Q   EVERY MOTHER NEEDS HELP TO FIND BALANCE.  WHAT DOES YOUR VILLAGE LOOK LIKE?

 Isn’t that the truth!? I have to start with my husband. He works so hard for our family so that I am able to stay home and pursue a better work situation for our family.  On top of that, he is a super involved father. He gets up with our daughter every morning to hang out with her and tries to be home as often as possible for bath time. And he is my biggest supporter when it comes to motherhood as well as work.

We also have an amazing babysitter that I don’t know what I would do without. We use her for date nights or nighttime work functions for my husband and I use her a couple of times a week during the day so I can run errands or get stuff done around the house.

In addition, both of our sets of parents are very involved and remarkable grandparents. They aren’t local so we aren’t able to use them on a daily basis but we have been able to sneak away for some weekend getaways knowing our daughter is in the best of hands.

Q    WHAT ARE YOU WORKING ON IMPROVING ABOUT YOURSELF AS A WOMAN & A MOTHER?

 As much as I hate to admit it I have a tendency to overreact. And there have been so many moments in motherhood where something has happened and I just want to scream or start crying on the spot. But that’s not what I want my daughter to see (obviously) so I’ve really been working on trying to take things in jest and take deep breaths before reacting.

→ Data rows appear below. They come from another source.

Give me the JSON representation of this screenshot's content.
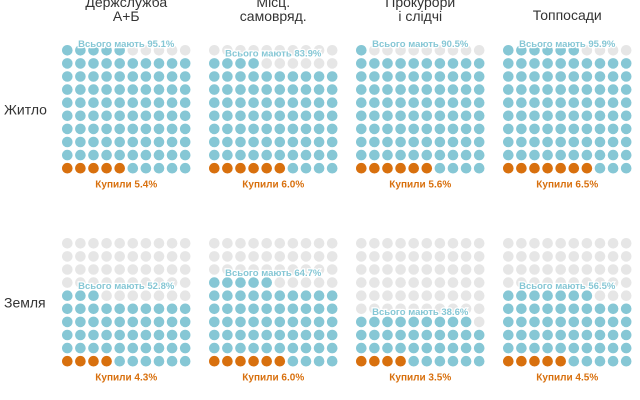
{
  "chart_data": {
    "type": "waffle",
    "colors": {
      "have": "#86c7d5",
      "bought": "#d8700e",
      "empty": "#e6e6e6"
    },
    "columns": [
      {
        "title_lines": [
          "Держслужба",
          "А+Б"
        ]
      },
      {
        "title_lines": [
          "Місц.",
          "самовряд."
        ]
      },
      {
        "title_lines": [
          "Прокурори",
          "і слідчі"
        ]
      },
      {
        "title_lines": [
          "Топпосади"
        ]
      }
    ],
    "rows": [
      {
        "label": "Житло",
        "cells": [
          {
            "have": 95.1,
            "bought": 5.4,
            "have_label": "Всього мають 95.1%",
            "bought_label": "Купили 5.4%"
          },
          {
            "have": 83.9,
            "bought": 6.0,
            "have_label": "Всього мають 83.9%",
            "bought_label": "Купили 6.0%"
          },
          {
            "have": 90.5,
            "bought": 5.6,
            "have_label": "Всього мають 90.5%",
            "bought_label": "Купили 5.6%"
          },
          {
            "have": 95.9,
            "bought": 6.5,
            "have_label": "Всього мають 95.9%",
            "bought_label": "Купили 6.5%"
          }
        ]
      },
      {
        "label": "Земля",
        "cells": [
          {
            "have": 52.8,
            "bought": 4.3,
            "have_label": "Всього мають 52.8%",
            "bought_label": "Купили 4.3%"
          },
          {
            "have": 64.7,
            "bought": 6.0,
            "have_label": "Всього мають 64.7%",
            "bought_label": "Купили 6.0%"
          },
          {
            "have": 38.6,
            "bought": 3.5,
            "have_label": "Всього мають 38.6%",
            "bought_label": "Купили 3.5%"
          },
          {
            "have": 56.5,
            "bought": 4.5,
            "have_label": "Всього мають 56.5%",
            "bought_label": "Купили 4.5%"
          }
        ]
      }
    ]
  }
}
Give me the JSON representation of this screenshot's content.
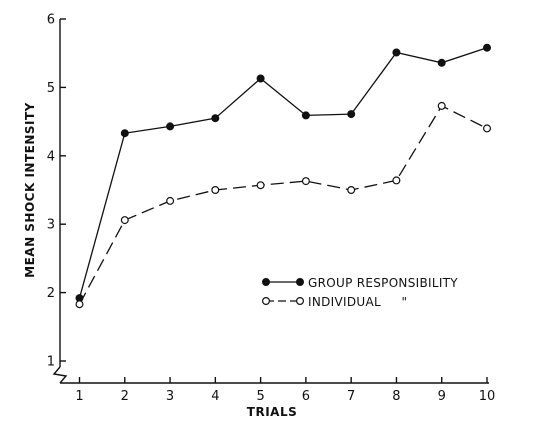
{
  "chart_data": {
    "type": "line",
    "title": "",
    "xlabel": "TRIALS",
    "ylabel": "MEAN SHOCK INTENSITY",
    "x": [
      1,
      2,
      3,
      4,
      5,
      6,
      7,
      8,
      9,
      10
    ],
    "xlim": [
      0.5,
      10
    ],
    "ylim": [
      1,
      6
    ],
    "x_ticks": [
      "1",
      "2",
      "3",
      "4",
      "5",
      "6",
      "7",
      "8",
      "9",
      "10"
    ],
    "y_ticks": [
      "1",
      "2",
      "3",
      "4",
      "5",
      "6"
    ],
    "grid": false,
    "legend_position": "lower-right",
    "series": [
      {
        "name": "GROUP RESPONSIBILITY",
        "style": "solid",
        "marker": "filled-circle",
        "values": [
          1.92,
          4.33,
          4.43,
          4.55,
          5.13,
          4.59,
          4.61,
          5.51,
          5.36,
          5.58
        ]
      },
      {
        "name": "INDIVIDUAL     \"",
        "style": "dashed",
        "marker": "open-circle",
        "values": [
          1.83,
          3.06,
          3.34,
          3.5,
          3.57,
          3.63,
          3.5,
          3.64,
          4.73,
          4.4
        ]
      }
    ],
    "colors": {
      "line": "#111111",
      "background": "#ffffff"
    }
  }
}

I think every woman and especially mother can relate, but I try not to beat myself up about every little thing that goes wrong. As a mother you are so intertwined with the well being of your child that if she has a tantrum or is sad or mad I automatically think, “what did I do?” or “what should I have done differently?” Logically speaking, I know that I will not be able to protect her from every negative experience but sometimes it can be hard not to take everything personal and think it’s a reflection on something you did or didn’t do right.